Diverse facce del duo ad Angelica

A Bologna l’improvvisazione assoluta dei duo Michele Rabbia - Ingar Zach e Marco Colonna - Danilo Gallo

Michele Rabbia + Ingar Zach  / Marco Colonna + Danilo Gallo  - Angelica - Foto di Daniele Franchi
Michele Rabbia e Ingar Zach (foto di Daniele Franchi)
Recensione
jazz
Bologna, Angelica Centro di Ricerca Musicale
Michele Rabbia + Ingar Zach / Marco Colonna + Danilo Gallo
16 Gennaio 2019 - 22 Gennaio 2019

All’inizio della sua stagione, che va da gennaio ad aprile prima di approdare al centrale Momento maggio, l’infaticabile programmazione di Angelica a Bologna ha proposto due appuntamenti di notevole interesse: due sodalizi collaudati e prevalentemente italiani, che sondano diverse modalità della musica improvvisata del duo.

Il primo incontro fra Michele Rabbia e il norvegese Ingar Zach avvenne circa due anni fa ad Area Sismica, a Meldola. Da allora il loro dialogo si è sviluppato nella direzione di un’improvvisazione istantanea che persegue una stretta simbiosi gestuale e musicale. A Bologna i due percussionisti, in posizione eretta, suonavano affiancati di fronte a un essenziale set batteristico: tre tamburi e due piatti anomali. Ma la serie di oggetti e strumentini messi in gioco dai due è stata molto ampia: catene, metronomi, coppe metalliche risonanti, cimbali metallici di varie dimensioni sfregati violentemente sulle pelli o perfino soffiati dal buco centrale… A tutto ciò si aggiungeva l’immancabile supporto elettronico. 

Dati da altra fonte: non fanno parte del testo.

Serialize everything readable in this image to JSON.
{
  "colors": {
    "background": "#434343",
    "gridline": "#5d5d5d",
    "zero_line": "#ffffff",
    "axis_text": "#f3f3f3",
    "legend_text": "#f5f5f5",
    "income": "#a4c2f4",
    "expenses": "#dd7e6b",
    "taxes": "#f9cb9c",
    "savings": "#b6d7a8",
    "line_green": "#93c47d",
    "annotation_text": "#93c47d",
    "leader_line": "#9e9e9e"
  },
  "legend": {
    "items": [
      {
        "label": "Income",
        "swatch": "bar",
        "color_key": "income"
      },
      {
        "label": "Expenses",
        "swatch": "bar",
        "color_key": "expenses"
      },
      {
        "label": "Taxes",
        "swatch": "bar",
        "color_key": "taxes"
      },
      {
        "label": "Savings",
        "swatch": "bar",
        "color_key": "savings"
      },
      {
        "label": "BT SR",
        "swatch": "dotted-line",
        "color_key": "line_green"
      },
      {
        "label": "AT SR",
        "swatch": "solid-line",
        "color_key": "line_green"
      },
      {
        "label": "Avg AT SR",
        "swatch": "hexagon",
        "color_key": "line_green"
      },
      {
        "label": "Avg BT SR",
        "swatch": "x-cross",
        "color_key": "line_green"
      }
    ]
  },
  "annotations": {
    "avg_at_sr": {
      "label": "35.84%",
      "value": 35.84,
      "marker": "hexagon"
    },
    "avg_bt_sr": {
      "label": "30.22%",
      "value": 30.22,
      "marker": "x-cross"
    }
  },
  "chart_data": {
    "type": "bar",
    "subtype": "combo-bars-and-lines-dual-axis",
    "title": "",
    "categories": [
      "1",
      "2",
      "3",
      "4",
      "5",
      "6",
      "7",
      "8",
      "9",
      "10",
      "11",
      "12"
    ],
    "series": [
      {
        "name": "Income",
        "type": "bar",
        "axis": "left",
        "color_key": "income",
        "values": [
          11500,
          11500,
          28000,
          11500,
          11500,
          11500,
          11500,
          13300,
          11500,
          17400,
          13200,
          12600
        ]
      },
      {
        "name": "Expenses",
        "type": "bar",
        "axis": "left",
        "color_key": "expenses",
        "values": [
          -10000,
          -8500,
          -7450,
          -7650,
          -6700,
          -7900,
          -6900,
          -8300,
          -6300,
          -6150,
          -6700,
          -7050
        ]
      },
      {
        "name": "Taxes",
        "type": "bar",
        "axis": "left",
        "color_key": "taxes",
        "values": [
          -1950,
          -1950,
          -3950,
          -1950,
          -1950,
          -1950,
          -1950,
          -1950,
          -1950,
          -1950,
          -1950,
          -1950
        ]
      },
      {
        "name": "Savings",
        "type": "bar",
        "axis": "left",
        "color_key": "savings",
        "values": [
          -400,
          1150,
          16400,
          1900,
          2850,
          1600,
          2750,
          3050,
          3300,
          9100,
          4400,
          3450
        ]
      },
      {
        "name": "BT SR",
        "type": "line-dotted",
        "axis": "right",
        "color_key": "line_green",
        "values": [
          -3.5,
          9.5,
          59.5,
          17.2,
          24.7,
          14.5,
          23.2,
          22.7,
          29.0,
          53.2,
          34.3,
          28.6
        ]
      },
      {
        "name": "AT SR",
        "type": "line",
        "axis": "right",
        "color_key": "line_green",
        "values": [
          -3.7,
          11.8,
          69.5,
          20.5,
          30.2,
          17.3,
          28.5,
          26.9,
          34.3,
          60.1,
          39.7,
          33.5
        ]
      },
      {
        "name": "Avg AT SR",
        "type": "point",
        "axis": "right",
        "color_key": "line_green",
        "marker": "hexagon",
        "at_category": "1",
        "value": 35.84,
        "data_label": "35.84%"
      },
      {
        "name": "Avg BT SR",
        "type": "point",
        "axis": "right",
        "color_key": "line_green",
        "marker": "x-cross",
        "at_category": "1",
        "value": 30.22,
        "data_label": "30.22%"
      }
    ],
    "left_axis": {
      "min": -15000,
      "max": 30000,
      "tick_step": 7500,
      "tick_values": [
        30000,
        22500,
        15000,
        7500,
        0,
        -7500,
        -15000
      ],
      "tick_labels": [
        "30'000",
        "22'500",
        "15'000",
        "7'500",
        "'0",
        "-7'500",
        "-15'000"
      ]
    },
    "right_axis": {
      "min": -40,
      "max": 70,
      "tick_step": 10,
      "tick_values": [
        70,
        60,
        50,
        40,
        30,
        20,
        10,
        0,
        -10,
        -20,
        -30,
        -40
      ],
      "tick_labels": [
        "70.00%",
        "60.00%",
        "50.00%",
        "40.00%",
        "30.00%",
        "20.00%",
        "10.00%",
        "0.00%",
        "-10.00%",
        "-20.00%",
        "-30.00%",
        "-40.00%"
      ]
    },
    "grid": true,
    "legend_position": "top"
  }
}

Dalla sintonia intenzionale e gestuale dei due comprimari è scaturita la simbiosi, la compenetrazione dei suoni: quelli acustici, concreti, rumoristici, crepitanti o fruscianti, e quelli elettronici. Se fra le due fonti sonore si è verificata una sorta di mimetismo, d’inscindibile trama, le rare situazioni più melodiche e armoniche, con effetti evanescenti e sognanti, sono state però a carico dei flussi elettronici; prima del finale si è assistito inoltre a un crescendo ossessivo, che ha dato vita a un’ipnosi pulsante e un po’ inquietante. Si è quindi svolto un processo creativo concatenato, con una sua parabola, basato su un respiro intrinseco, sulla ricchezza delle dinamiche e dei timbri. Se l’intreccio dei suoni può prendere un suo significato specifico, allora è plausibile la definizione “semiosi” scelta nel programma di sala per questo duo.

Ugualmente consolidata è la collaborazione fra Marco Colonna e Danilo Gallo, che ha preso le mosse in un club romano nell’estate 2017. Anche la loro ricerca è totalmente improvvisata, ma condotta su diverse direttrici espressive, soprattutto per via dei differenti strumenti imbracciati. Nel concerto bolognese appunto la loro pronuncia strumentale è diventata il fattore qualificante, risultando personale, intenso e classicamente “bello” il sound di entrambi. 

Limpido e acuminato nel registro alto, il clarinetto basso di Colonna si è inerpicato in scorribande free, si è abbandonato a eloqui evocativi e lirici, si è inabissato in grufolanti elucubrazioni nel registro basso. La risonante chitarra basso di Gallo, a tratti coadiuvata marginalmente da piccole percussioni, ora si è colorata di blues feeling con inflessioni parlanti, ora si è spinta in insistenze di forsennata massa sonora, senza disdegnare di accennare a cadenze di walking bass .

La loro tecnica prodigiosa è stata messa al servizio di un visionario incrocio di culture, in cui la componente jazzistica ha tenuto un ruolo determinante ma non esclusivo, dando adito ad un partecipato colloquio, di grande impatto ritmico e melodico e anche di una concentrata sintesi espressiva. In questo susseguirsi continuo di idee e di stimoli reciproci, in questo flusso narrativo di suggestioni coinvolgenti, si è talvolta rimpianto che certe situazioni non fossero più prolungate e indagate più a fondo.